Do not overfertilize this plant, it is a only a light feeder. An excess of fertilizer will only produce foliage and/or may harm or kill the plant. This plant is a short-lived perennial, meaning it often fades out after 3 to 5 years; you may divide to recover plant vigor or save seed or cuttings to replant. Penstemon stems can be cut down in fall to tidy up the garden or left until spring (April or May) to be cut back to a few inches above the soil level. Pruning annually prevents the plant from becoming unattractively leggy and woody-stemmed. Deadheading spent flower stems is recommended to encourage rebloom throughout the season. Air circulation is very important to this plant; they hate to be crowded.
Common Pests and Diseases
Penstemon is very pest and disease resistant. The only occasional disease displayed is powdery mildew (whitish-gray powdery substance on leaf surface). This is typically caused by poor air circulation around the plant, and can be treated with fungicides and improved air circulation.
This plant is only partially deer and rabbit resistant – they may eat it or avoid it as they choose.
Interesting Facts and Uses
Some varieties and species of Penstemon are frequently used in xeriscaping, a type of landscaping that reduces the need for supplemental watering (popular in areas that need water conservation), due to its low water needs.
Penstemon were loved by Victorian gardeners who planted entire borders of mixed varieties of only Penstemons!
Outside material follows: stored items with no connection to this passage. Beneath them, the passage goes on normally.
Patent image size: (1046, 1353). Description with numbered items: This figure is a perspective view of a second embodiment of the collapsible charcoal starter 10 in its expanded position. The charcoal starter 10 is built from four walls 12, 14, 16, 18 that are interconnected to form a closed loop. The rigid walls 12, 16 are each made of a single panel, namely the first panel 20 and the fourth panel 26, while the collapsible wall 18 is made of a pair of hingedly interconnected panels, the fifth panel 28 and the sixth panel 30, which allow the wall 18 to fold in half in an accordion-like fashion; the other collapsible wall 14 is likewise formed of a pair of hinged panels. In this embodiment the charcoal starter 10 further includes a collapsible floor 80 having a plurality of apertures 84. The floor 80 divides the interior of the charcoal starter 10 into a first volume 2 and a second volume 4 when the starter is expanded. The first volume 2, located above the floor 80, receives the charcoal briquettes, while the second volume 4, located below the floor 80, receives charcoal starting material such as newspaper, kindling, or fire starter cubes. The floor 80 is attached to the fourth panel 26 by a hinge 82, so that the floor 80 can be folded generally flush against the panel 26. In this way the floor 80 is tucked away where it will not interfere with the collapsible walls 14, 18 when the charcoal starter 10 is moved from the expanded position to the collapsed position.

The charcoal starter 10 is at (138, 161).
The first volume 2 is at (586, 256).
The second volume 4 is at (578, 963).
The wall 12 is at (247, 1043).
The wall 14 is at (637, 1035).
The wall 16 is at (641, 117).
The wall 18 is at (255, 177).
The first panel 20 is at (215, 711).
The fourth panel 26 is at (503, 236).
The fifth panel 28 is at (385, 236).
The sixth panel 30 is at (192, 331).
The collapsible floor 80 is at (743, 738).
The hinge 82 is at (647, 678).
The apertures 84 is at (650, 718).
Victorians were also active breeders of new varieties of Penstemon.
These plants are heavily favored by just about every pollinator – bees, butterflies, moths, and especially hummingbirds are all frequent guests to any bed! This is another excellent and almost essential plant for a pollinator-friendly garden.
Penstemon flowers can be cut to be used in floral arrangements and will last about a week in a vase.
Garden Design Tips
Penstemon’s tall large-flowered spikes contrast nicely with more rounded forms and make a beautiful backdrop for lower perennials, though they should still be seated close to the front of the border to enjoy. This plant harmonizes well with rounder flowers like daisies, asters, rudbeckias and roses.